I understand that there were some very tangible political and legislative outcomes of that first Earth Day. Can you tell me about them?
After that we converted the Earth Day organization into a lobbying organization. We launched a campaign against a “dirty dozen” members of Congress, and on environmental issues we managed to provide the margin of the defeat for seven of the 12 congressmen—something that gave us instant credibility on Capitol Hill. We lobbied for the Clean Air Act of 1970 as well.
Do you view your mission at Bullitt as a continuation of your Earth Day work?
Yes, but there’s an irony in that. In 1990, Earth Day went global, with 144 countries. It has been international ever since. At Bullitt, we’re moving in the other direction. The foundation is trying to turn the Emerald Corridor—the area from northern Oregon through southern British Columbia—into a model for the planet of sustainability and resilience. But we just operate in our little part of the world.
What are some Bullitt initiatives that have had implications beyond the Pacific Northwest?
One project of particular interest to your audience: we decided to try to build a building that would not merely not cause much damage, but would actually be restorative and leave the world a better place. We tried to make something that would mimic the actions of the Douglas fir forest that once was on our site—something that would get all of its energy from the sun, all of its water from the rain, and not produce anything toxic. And we wanted to do it in a way that was no more expensive than a conventional office building, and run it at a profit by leasing it to standard commercial tenants. We overcame an enormous number of regulatory, legal, and financing difficulties and are now beginning to see these kinds of living buildings sprout up in a great many places.

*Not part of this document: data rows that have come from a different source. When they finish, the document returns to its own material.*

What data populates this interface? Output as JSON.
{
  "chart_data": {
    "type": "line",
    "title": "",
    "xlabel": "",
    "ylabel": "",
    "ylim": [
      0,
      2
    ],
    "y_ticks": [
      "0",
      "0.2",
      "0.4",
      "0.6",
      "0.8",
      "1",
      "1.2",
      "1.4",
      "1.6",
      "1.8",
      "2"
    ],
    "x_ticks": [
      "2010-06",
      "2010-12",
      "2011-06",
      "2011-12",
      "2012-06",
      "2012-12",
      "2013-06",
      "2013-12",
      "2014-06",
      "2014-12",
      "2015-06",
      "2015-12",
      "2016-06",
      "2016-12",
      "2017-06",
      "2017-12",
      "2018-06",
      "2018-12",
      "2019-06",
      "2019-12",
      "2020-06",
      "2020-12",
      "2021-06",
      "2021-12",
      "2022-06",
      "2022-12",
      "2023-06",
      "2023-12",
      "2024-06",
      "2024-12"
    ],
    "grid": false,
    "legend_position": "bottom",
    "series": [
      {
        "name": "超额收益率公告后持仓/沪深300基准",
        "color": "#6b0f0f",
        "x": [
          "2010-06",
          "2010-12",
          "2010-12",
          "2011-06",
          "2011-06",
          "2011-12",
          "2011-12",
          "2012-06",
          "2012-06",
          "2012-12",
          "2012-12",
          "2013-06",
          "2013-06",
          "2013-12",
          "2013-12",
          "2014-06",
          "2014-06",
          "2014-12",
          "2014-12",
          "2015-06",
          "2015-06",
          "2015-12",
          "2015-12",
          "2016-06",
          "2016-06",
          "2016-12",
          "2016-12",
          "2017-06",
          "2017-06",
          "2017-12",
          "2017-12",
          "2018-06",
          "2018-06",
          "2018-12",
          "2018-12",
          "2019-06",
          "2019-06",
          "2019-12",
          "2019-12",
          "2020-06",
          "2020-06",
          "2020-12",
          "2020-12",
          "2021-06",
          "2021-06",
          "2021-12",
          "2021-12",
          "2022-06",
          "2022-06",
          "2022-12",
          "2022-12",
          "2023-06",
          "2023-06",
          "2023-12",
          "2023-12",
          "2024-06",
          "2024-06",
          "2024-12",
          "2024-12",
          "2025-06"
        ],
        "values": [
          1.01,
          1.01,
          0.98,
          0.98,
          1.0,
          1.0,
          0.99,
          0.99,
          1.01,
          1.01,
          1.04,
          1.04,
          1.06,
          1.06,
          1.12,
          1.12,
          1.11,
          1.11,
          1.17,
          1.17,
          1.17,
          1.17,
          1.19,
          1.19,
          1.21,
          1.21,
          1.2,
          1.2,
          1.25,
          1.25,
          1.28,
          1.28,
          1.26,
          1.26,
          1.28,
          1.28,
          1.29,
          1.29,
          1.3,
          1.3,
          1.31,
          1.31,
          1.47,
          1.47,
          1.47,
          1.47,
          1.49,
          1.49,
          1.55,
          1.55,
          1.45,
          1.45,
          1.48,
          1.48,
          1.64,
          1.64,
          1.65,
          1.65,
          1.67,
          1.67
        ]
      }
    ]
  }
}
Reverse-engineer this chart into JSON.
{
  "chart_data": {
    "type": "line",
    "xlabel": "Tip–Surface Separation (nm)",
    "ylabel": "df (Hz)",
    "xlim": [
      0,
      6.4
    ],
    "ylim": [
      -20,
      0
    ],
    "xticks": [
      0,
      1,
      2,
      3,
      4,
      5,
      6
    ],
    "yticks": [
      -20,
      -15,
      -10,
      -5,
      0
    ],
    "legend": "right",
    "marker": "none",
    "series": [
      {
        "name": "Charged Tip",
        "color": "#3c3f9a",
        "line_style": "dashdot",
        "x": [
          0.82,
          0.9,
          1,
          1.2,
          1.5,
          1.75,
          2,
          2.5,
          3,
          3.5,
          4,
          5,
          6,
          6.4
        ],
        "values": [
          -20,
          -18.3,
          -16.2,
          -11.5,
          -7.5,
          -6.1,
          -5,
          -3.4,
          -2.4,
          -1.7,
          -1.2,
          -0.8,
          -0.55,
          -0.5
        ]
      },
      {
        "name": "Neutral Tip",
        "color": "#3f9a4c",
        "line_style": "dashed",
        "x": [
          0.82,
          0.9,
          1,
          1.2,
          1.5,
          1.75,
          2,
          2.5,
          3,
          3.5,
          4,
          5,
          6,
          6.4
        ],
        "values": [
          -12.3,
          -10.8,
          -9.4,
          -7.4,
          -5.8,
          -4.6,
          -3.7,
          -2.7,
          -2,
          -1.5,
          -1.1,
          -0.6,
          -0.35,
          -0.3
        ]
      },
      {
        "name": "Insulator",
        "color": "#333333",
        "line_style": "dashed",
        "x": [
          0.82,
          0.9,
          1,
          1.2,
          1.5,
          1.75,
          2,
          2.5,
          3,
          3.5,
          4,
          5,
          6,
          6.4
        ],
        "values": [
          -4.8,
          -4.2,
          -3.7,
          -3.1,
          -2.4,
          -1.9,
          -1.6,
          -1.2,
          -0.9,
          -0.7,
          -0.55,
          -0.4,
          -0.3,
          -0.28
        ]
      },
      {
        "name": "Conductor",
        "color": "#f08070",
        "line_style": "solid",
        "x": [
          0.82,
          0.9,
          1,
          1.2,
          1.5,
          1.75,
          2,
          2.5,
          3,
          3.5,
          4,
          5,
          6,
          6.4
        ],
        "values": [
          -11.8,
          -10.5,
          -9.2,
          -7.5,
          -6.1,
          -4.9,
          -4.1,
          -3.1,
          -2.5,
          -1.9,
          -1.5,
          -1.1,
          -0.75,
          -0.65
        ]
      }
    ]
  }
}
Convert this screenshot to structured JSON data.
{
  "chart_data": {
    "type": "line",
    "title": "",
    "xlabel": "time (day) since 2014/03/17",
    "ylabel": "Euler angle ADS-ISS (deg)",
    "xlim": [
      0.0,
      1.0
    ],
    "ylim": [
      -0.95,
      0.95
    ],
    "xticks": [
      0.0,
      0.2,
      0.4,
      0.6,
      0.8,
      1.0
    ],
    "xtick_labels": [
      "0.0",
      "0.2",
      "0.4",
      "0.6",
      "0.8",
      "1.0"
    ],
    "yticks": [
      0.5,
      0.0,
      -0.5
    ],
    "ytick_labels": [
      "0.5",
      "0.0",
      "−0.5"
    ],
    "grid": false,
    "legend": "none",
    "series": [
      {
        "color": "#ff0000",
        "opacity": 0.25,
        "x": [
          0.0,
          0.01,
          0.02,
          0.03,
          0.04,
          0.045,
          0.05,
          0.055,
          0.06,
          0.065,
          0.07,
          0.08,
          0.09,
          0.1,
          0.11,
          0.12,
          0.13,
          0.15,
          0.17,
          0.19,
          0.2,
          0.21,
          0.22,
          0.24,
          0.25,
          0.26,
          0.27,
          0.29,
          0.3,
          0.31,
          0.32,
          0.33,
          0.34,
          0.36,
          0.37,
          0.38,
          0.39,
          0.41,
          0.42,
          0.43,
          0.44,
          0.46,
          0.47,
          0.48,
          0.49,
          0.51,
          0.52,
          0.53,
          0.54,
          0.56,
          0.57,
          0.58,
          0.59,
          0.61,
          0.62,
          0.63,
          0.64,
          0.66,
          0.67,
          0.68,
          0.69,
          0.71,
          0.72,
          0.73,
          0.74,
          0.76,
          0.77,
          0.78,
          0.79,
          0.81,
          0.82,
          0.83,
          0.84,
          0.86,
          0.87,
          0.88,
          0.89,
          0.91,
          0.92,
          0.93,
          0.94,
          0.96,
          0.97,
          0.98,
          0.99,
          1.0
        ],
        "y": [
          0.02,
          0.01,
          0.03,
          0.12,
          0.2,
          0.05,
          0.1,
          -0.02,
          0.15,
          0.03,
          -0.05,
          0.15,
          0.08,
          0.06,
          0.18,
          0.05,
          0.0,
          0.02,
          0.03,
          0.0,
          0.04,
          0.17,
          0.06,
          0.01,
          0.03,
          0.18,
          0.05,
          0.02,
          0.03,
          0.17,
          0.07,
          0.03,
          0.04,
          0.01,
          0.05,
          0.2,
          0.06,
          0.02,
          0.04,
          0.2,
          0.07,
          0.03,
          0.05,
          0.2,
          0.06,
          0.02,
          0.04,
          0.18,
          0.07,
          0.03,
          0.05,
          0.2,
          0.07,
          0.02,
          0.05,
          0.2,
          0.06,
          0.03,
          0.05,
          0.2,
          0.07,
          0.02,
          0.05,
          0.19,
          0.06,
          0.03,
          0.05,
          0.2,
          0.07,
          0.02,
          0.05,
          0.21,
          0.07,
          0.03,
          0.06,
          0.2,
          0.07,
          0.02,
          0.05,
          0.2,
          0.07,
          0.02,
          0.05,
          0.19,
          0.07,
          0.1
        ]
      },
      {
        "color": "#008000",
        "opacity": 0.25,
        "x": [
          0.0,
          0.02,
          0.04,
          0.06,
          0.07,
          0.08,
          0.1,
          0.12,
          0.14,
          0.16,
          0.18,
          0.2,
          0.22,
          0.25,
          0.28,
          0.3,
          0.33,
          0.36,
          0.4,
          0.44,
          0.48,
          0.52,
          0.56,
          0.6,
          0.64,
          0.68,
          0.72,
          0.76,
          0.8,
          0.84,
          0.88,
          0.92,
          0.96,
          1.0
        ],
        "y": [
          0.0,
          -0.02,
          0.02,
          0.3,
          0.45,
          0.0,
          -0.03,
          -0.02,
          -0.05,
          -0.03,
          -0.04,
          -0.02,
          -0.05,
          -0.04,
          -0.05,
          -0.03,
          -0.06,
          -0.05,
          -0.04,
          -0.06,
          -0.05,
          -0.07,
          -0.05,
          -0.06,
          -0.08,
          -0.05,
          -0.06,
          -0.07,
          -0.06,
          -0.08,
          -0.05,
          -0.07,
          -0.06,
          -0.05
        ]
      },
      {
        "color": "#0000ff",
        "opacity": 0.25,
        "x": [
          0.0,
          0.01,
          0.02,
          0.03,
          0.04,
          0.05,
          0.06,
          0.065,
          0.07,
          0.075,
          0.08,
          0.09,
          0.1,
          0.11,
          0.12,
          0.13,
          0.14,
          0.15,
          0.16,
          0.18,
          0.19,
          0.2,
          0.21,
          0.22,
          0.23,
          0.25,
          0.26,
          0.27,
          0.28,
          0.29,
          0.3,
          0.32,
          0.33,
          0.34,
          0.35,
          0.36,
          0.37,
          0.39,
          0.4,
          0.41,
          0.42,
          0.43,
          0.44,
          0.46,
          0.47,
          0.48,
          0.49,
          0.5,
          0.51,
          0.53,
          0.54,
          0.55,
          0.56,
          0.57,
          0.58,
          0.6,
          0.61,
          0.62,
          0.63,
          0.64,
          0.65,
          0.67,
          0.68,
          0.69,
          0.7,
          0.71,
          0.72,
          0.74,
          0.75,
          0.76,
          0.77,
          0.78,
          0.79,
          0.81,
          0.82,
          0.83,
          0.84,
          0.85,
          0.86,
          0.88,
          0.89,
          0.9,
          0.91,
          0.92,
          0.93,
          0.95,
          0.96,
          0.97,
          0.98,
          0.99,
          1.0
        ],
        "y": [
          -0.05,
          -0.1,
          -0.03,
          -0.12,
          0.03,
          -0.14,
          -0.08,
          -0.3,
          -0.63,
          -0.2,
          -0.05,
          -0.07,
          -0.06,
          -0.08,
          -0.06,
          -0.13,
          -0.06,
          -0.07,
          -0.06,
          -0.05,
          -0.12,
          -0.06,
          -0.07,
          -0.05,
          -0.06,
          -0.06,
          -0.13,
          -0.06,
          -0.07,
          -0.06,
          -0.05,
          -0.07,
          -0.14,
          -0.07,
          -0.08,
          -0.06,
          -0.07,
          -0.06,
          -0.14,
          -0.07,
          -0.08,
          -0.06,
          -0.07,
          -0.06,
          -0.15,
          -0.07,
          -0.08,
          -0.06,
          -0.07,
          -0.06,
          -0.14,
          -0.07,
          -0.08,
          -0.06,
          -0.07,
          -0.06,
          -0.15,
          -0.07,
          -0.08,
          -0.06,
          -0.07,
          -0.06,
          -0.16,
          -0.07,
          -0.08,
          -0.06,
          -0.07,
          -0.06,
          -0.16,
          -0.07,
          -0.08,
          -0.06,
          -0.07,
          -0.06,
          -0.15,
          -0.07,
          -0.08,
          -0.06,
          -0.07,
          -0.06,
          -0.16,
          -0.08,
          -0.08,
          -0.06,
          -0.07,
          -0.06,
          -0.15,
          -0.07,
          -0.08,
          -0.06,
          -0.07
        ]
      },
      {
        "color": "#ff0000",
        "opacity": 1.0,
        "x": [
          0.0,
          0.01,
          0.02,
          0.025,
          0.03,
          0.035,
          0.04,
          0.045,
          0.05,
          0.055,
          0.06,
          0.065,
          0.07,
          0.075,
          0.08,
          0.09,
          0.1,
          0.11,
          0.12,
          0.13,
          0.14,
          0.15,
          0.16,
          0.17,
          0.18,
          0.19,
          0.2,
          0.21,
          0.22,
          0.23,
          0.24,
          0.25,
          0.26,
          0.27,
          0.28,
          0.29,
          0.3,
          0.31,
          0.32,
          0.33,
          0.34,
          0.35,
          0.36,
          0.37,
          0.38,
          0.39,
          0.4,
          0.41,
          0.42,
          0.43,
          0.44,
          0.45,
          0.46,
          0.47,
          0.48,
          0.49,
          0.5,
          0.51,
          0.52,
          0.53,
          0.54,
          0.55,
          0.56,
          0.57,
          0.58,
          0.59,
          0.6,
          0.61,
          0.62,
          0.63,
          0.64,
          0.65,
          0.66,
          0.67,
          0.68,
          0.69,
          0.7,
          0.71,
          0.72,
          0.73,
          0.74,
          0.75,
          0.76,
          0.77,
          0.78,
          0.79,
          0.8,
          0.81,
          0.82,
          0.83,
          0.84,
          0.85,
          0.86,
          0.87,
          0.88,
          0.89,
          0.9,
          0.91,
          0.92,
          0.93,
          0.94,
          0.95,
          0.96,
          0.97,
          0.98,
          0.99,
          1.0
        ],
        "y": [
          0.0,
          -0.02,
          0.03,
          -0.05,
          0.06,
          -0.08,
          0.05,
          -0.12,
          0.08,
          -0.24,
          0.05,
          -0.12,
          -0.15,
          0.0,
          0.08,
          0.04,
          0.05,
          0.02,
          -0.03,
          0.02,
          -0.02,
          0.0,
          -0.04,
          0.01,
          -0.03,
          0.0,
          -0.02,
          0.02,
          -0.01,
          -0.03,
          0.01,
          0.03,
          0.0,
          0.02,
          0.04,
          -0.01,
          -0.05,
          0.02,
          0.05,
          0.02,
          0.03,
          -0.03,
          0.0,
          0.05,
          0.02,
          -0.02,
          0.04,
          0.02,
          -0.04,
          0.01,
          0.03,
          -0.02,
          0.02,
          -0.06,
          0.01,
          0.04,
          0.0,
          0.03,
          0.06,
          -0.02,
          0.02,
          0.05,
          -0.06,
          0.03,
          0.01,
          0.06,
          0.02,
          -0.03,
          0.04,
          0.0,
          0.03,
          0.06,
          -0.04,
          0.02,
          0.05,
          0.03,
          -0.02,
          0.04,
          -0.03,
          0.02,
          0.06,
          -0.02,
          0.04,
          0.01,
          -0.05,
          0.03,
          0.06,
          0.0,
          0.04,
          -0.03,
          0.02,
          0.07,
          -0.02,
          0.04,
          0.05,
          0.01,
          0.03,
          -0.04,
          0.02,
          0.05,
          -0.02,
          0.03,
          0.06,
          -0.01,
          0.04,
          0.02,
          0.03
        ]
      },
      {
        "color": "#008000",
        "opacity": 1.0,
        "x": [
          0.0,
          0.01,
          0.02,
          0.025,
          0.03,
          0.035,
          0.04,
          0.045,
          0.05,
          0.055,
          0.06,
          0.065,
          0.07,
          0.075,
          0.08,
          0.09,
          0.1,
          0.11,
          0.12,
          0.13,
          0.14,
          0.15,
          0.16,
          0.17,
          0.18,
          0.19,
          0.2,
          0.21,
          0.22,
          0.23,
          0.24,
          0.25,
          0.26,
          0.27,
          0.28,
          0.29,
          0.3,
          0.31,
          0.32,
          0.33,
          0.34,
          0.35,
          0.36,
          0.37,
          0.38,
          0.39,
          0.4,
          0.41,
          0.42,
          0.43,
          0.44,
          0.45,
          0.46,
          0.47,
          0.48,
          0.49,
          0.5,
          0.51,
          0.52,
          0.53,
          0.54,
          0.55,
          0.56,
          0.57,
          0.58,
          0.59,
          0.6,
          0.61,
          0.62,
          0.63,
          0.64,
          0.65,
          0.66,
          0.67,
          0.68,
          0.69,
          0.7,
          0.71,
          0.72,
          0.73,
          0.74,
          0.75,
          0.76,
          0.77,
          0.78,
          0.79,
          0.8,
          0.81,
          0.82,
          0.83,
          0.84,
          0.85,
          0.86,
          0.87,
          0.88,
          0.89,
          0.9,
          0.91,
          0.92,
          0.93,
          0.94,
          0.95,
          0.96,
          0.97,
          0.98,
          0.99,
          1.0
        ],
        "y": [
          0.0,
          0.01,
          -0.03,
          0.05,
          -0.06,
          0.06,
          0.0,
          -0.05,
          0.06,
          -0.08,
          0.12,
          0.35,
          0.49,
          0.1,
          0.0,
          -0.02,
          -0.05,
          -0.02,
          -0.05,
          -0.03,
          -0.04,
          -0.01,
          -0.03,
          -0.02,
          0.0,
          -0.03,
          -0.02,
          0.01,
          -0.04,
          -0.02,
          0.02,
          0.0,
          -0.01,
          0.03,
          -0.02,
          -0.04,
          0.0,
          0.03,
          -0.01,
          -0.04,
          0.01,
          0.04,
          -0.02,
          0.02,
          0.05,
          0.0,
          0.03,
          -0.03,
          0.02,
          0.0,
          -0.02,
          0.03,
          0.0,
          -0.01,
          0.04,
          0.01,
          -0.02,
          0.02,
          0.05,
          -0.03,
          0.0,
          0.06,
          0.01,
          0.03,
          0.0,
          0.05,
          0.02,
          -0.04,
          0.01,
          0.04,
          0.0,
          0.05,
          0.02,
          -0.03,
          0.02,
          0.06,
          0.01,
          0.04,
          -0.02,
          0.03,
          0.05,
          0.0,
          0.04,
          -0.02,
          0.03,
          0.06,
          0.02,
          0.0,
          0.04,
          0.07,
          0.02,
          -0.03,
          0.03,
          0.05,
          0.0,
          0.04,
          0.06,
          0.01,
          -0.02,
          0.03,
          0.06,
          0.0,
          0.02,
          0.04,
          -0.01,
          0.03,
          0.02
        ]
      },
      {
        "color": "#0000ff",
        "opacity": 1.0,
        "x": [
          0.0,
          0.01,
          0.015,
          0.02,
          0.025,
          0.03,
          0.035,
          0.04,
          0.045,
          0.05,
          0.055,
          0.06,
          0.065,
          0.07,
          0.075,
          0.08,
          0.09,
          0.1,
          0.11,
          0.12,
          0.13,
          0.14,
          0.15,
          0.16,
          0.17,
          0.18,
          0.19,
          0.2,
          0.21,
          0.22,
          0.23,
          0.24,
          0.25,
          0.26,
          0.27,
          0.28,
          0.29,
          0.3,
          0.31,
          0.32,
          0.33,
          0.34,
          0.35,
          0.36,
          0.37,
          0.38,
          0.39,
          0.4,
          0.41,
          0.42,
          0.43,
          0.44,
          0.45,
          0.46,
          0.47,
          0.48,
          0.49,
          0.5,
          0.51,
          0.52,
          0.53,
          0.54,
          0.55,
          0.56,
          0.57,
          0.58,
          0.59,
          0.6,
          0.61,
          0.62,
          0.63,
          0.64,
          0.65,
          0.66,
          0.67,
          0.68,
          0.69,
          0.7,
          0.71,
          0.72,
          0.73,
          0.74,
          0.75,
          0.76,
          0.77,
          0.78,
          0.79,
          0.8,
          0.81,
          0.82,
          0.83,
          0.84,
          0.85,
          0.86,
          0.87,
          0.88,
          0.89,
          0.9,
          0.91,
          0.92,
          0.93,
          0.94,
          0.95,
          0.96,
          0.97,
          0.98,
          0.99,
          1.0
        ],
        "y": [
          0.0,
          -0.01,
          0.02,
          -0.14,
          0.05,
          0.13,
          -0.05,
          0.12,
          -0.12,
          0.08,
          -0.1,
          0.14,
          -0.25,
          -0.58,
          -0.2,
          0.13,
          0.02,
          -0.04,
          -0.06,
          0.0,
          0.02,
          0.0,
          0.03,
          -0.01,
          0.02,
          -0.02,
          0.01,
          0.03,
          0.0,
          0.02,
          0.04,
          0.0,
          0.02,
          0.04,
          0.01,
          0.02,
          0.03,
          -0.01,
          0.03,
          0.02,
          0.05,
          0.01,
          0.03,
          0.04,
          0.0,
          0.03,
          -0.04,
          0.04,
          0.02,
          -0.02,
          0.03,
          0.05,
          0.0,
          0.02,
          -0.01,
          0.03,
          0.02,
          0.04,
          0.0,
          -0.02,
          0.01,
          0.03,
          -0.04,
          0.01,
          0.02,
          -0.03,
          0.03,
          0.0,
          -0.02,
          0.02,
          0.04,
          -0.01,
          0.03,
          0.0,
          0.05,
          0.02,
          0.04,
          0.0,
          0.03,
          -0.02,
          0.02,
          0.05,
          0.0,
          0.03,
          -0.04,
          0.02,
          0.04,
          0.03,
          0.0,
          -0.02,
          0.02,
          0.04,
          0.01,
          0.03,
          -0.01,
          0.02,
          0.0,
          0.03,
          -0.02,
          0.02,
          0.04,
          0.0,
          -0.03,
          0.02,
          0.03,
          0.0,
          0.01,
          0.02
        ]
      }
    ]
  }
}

We’ve also developed vigorous efficiency standards and programs to put it in the interest of building owners, tenants, investors, contractors, and utilities to collaborate to go to a very deep level of building efficiency. The big problem with commercial buildings is that the tenant who pays the utility bills is not going to make an investment in a building that somebody else owns. So we came up with a strategy, got it passed by the Seattle City Council and then adopted by Seattle City Light. The team that put it together with our support is now working to implement similar programs in Oregon, California, Nevada, and Hawaii.
Is there hope that we can avoid the worst impacts of climate change?
The time for action had to have been at least a quarter-century ago. It’s too late now to avoid hurricanes, typhoons, floods, droughts, wildfires, rising oceans, and marine acidification. Not until we begin to do the most modest thing—which is to produce less carbon dioxide in a year than we did the year before, generating less and less until we get to zero and then keep going until we pull back to less than 350 parts per million—will we start to get into a range that would be considered a normal climate. On the positive side, much of the technology that we need to create a world that is beautiful, resilient, healthy, and equitable already exists. We know how to build buildings that use a fourth, or even a fifth, as much energy as buildings constructed to comply with most codes. In ever-expanding regions of the world, we now have renewable energy so cheap that it’s less expensive to erect and operate solar- and wind-energy plants than it is to operate most existing fossil fuel–powered plants. We know how to do this. We just have to make a political commitment to build an alternative future.